Just when you thought that the days of film censorship had been finally laid to rest, along come A Serbian Film (2010) and the remake of I Spit on Your Grave (2010) to prove the censors’ scissors have not rusted shut after all, with both films receiving significant cuts. The timing then could not be better for the release of Nucleus Films’ exhaustive three-disc documentary Video Nasties: The Definitive Guide, which seeks to both explore the historical background that led to a parliamentary act determining what an adult British public can and can’t see, and showcase the 72 films that were prosecuted by the Director of Public Prosecutions, 39 successfully, which were dubbed by the media as ‘video nasties’.
While film censorship is not a peculiarity to British shores, the ‘video nasties’ phenomenon certainly is - US and European film aficionados must look on with a mix of bemusement and shock. It’s a complex story and one that’s difficult to understand in today’s easy-access, multi-format environment, where a film can be downloaded and watched on your mobile phone in a matter of minutes.
But, in a nutshell, before 1984 films did not legally have to be certified on video and so a whole mass of bloody, lurid and usually pretty low-quality horror films made it onto video rental store shelves. Children being children, they wanted to watch these gory films as a status symbol. Religious fanatics, Tory MPs and The Daily Mail didn’t like this one bit so set about stopping everyone, not just children, from having access to them - rather brilliantly claiming that they had watched ‘I’m Going to Spit on Your Bloody Cannibal Brains next to the Cemetery Ferox’ and although it didn’t deprave and corrupt them it most certainly would anyone not as morally upstanding as them. Thirty-nine films were banned - thus giving horror fans a list of films that they must track down and illegally watch uncut.

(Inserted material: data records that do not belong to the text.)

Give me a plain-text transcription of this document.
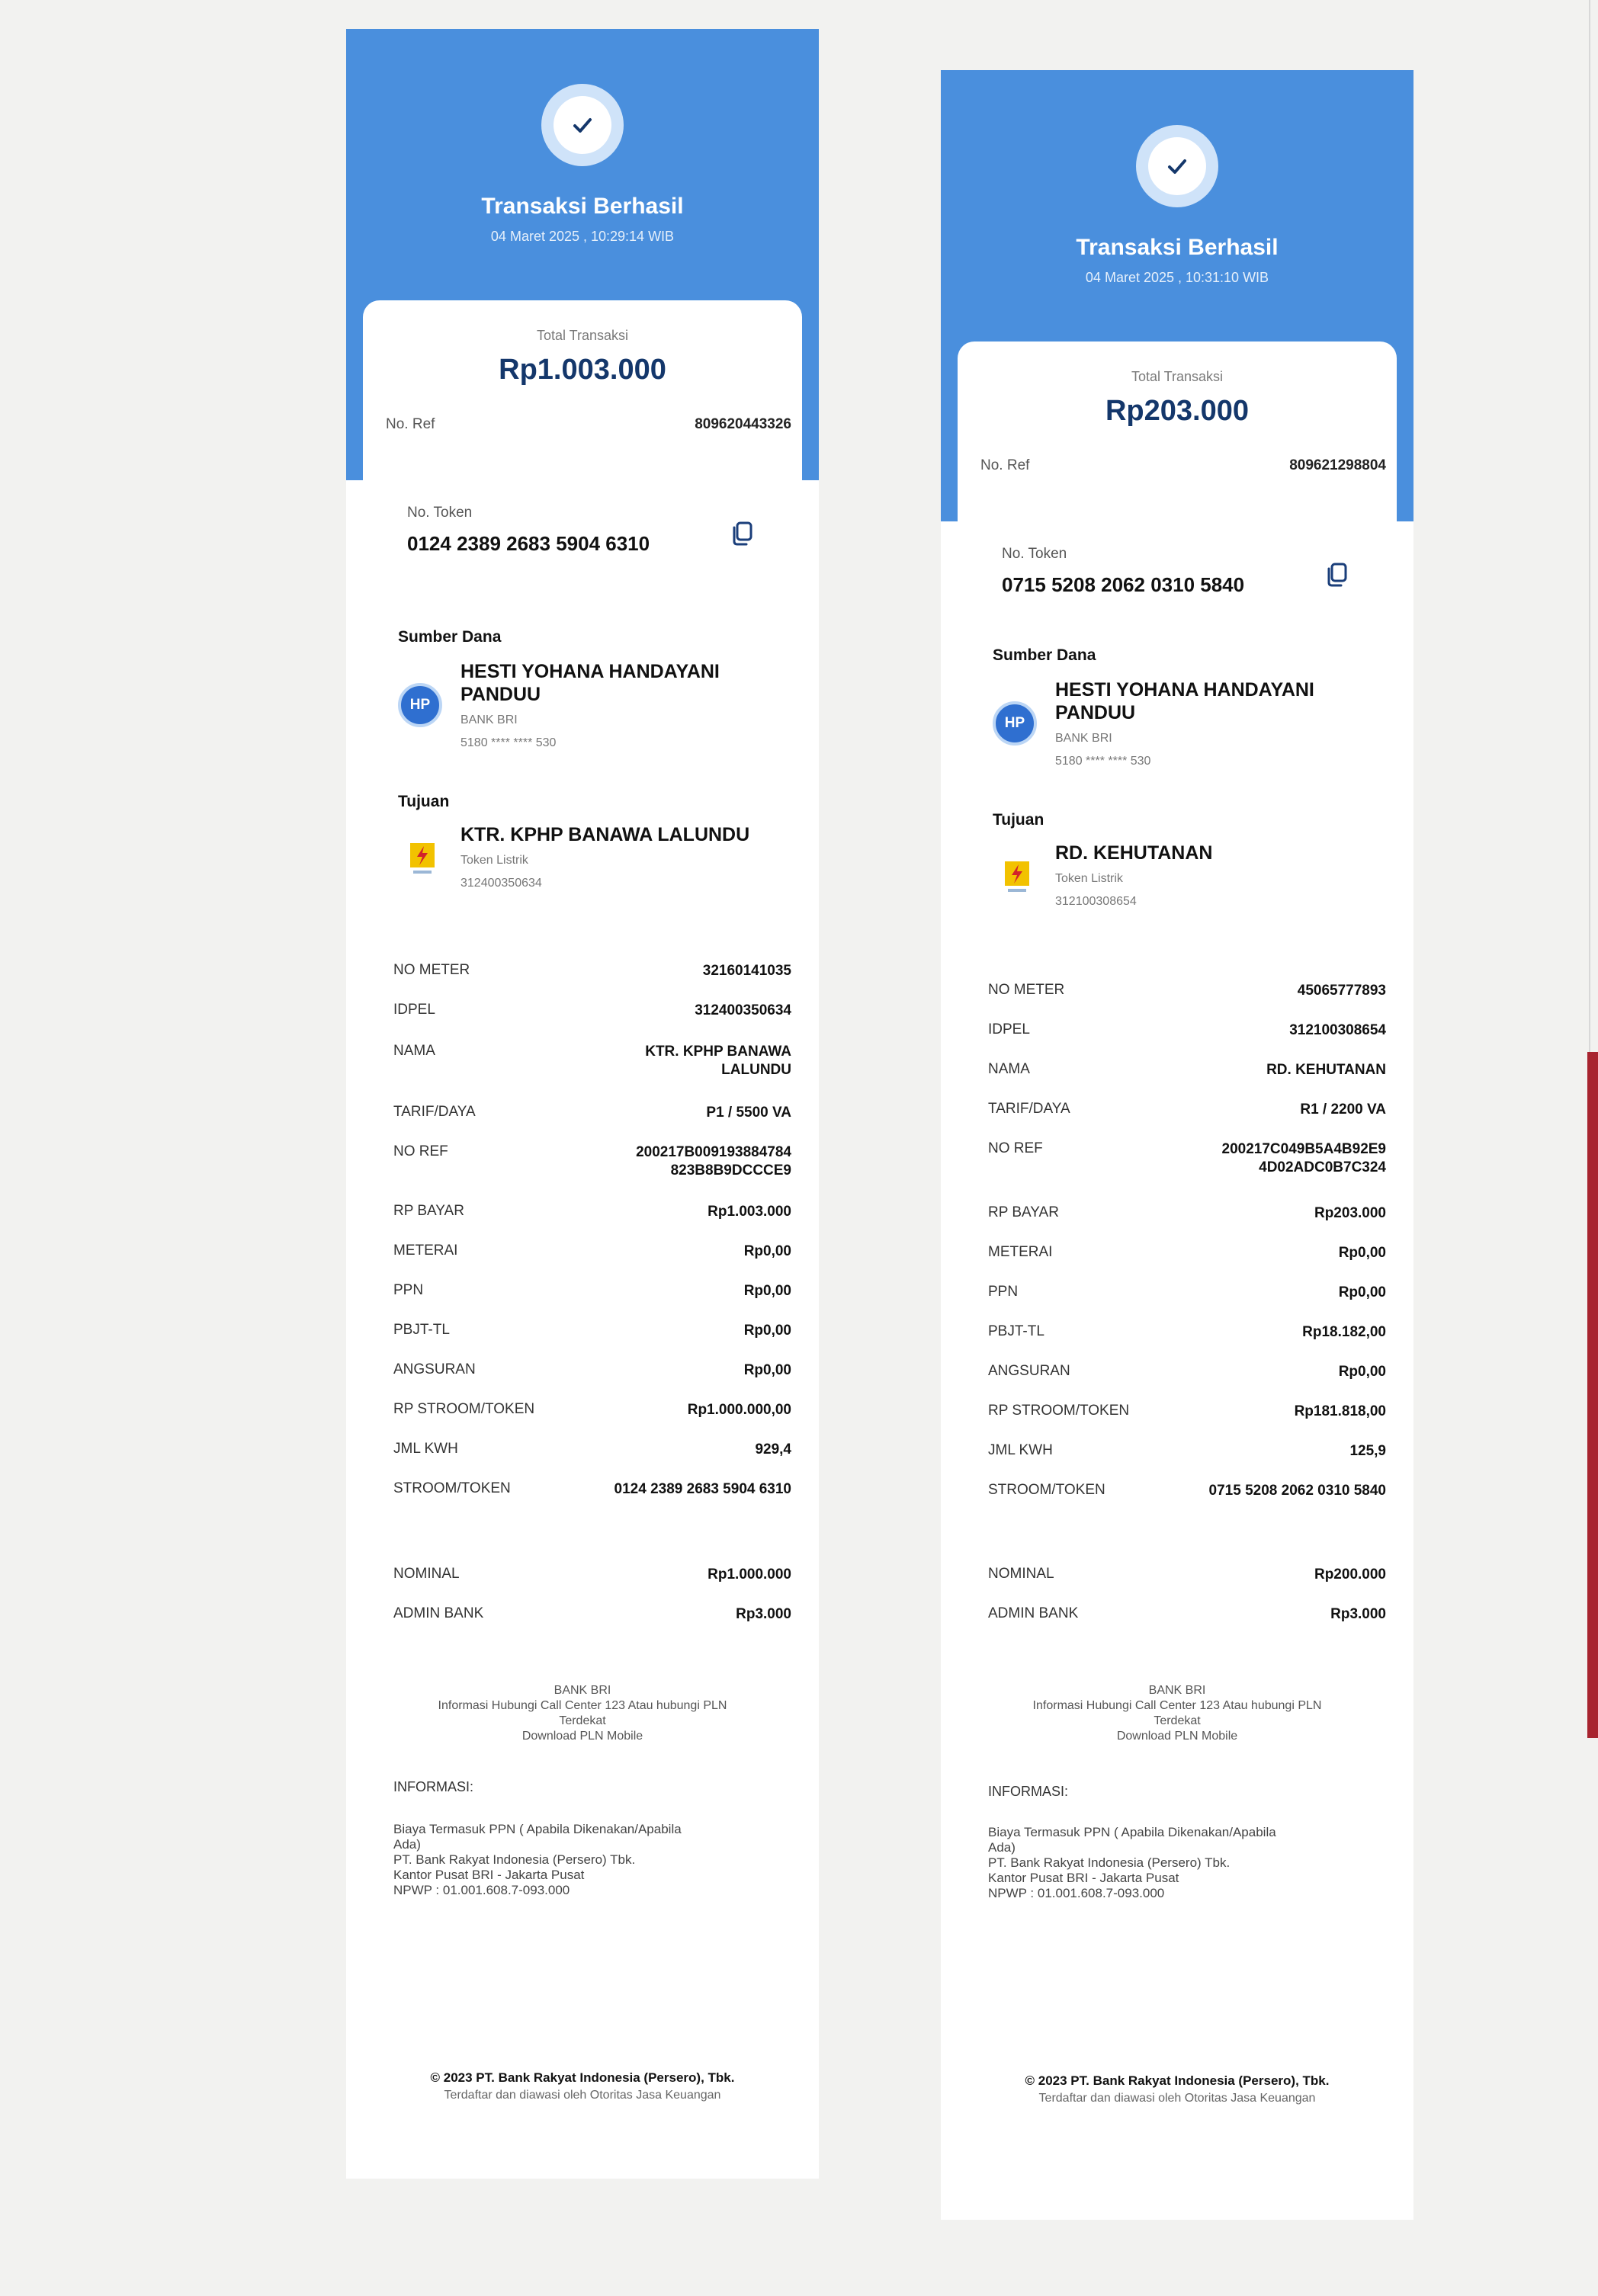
Transaksi Berhasil
04 Maret 2025 , 10:29:14 WIB
Total Transaksi
Rp1.003.000
No. Ref	809620443326
No. Token
0124 2389 2683 5904 6310
Sumber Dana
HP
HESTI YOHANA HANDAYANI PANDUU
BANK BRI
5180 **** **** 530
Tujuan
KTR. KPHP BANAWA LALUNDU
Token Listrik
312400350634
NO METER	32160141035
IDPEL	312400350634
NAMA	KTR. KPHP BANAWA LALUNDU
TARIF/DAYA	P1 / 5500 VA
NO REF	200217B009193884784 823B8B9DCCCE9
RP BAYAR	Rp1.003.000
METERAI	Rp0,00
PPN	Rp0,00
PBJT-TL	Rp0,00
ANGSURAN	Rp0,00
RP STROOM/TOKEN	Rp1.000.000,00
JML KWH	929,4
STROOM/TOKEN	0124 2389 2683 5904 6310
NOMINAL	Rp1.000.000
ADMIN BANK	Rp3.000
BANK BRI
Informasi Hubungi Call Center 123 Atau hubungi PLN
Terdekat
Download PLN Mobile
INFORMASI:
Biaya Termasuk PPN ( Apabila Dikenakan/Apabila
Ada)
PT. Bank Rakyat Indonesia (Persero) Tbk.
Kantor Pusat BRI - Jakarta Pusat
NPWP : 01.001.608.7-093.000
© 2023 PT. Bank Rakyat Indonesia (Persero), Tbk.
Terdaftar dan diawasi oleh Otoritas Jasa Keuangan
Transaksi Berhasil
04 Maret 2025 , 10:31:10 WIB
Total Transaksi
Rp203.000
No. Ref	809621298804
No. Token
0715 5208 2062 0310 5840
Sumber Dana
HP
HESTI YOHANA HANDAYANI PANDUU
BANK BRI
5180 **** **** 530
Tujuan
RD. KEHUTANAN
Token Listrik
312100308654
NO METER	45065777893
IDPEL	312100308654
NAMA	RD. KEHUTANAN
TARIF/DAYA	R1 / 2200 VA
NO REF	200217C049B5A4B92E9 4D02ADC0B7C324
RP BAYAR	Rp203.000
METERAI	Rp0,00
PPN	Rp0,00
PBJT-TL	Rp18.182,00
ANGSURAN	Rp0,00
RP STROOM/TOKEN	Rp181.818,00
JML KWH	125,9
STROOM/TOKEN	0715 5208 2062 0310 5840
NOMINAL	Rp200.000
ADMIN BANK	Rp3.000
BANK BRI
Informasi Hubungi Call Center 123 Atau hubungi PLN
Terdekat
Download PLN Mobile
INFORMASI:
Biaya Termasuk PPN ( Apabila Dikenakan/Apabila
Ada)
PT. Bank Rakyat Indonesia (Persero) Tbk.
Kantor Pusat BRI - Jakarta Pusat
NPWP : 01.001.608.7-093.000
© 2023 PT. Bank Rakyat Indonesia (Persero), Tbk.
Terdaftar dan diawasi oleh Otoritas Jasa Keuangan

The decision is as perplexing today as it was back then, particularly as most of the films are now available uncut on DVD: but as John Hayward, editor of video trade magazine Video Business at the time, eloquently states in the documentary featured on this release, it was as much about ‘control’ as it was about ‘content’.
Which brings us to the content that can be found on the three discs of this release. Disc 1 collects together the trailers for the 39 films prosecuted and banned, including the good (Bloody Moon, 1981), the bad (The Beast in Heat, 1977) and the plain repugnant (Fight for your Life, 1977). These can be watched as one long trailer reel or interspersed with roughly five minutes of talking heads as various experts (critics, academics, directors) discuss each film’s content and context.
Disc 2 is a similar affair but covers the rest of the films from the DPP’s original list, which were initially banned but subsequently acquitted. The 33 films covered on this disc include The Evil Dead (1981), Death Trap (1977) and The Toolbox Murders (1978).
The best of the goodies on disc 3 is the rather fantastic new documentary Video Nasties: Moral Panic, Censorship and Videotape, produced by Nucleus Films’ Marc Morris and directed by Jake West of Evil Aliens (2005) and Doghouse (2009) fame. While the trailers featured on discs 1 and 2 are certainly fascinating to watch as a revelrous homage to visceral gore, accompanied by prerequisite dirty phone-caller voice-over, it’s this new documentary that is the real highlight of the package.
It’s true that the world of the video nasty has been covered extensively elsewhere, but possibly never so effectively. Anyone familiar with the whole sordid history will recognise the archive news footage of ‘civil morality’ campaigner Mary Whitehouse on the warpath or Tory MP Sir Graham Bright (the minister responsible for introducing the Video Recordings Act) explaining that such abhorrent films not only corrupt children but dogs as well, but it is the new interview footage, especially with the likes of anti-censorship campaigner Martin Barker, critic Kim Newman and various horror directors who were influenced by these films (including Neil Marshall [The Descent, 2005] and Christopher Smith [Severance, 2006]), that makes the doc so compelling.
As a fan of horror and an opponent of film censorship, it’s hard not to watch the documentary and feel: a) outrage that you’ve been deeply cheated by an elitist ‘moral’ few and the hysterical rantings of the media; and b) shock that it went so far. The documentary finishes with a cautionary message about future censorship that all film fans, not just horror fans, would do well to heed.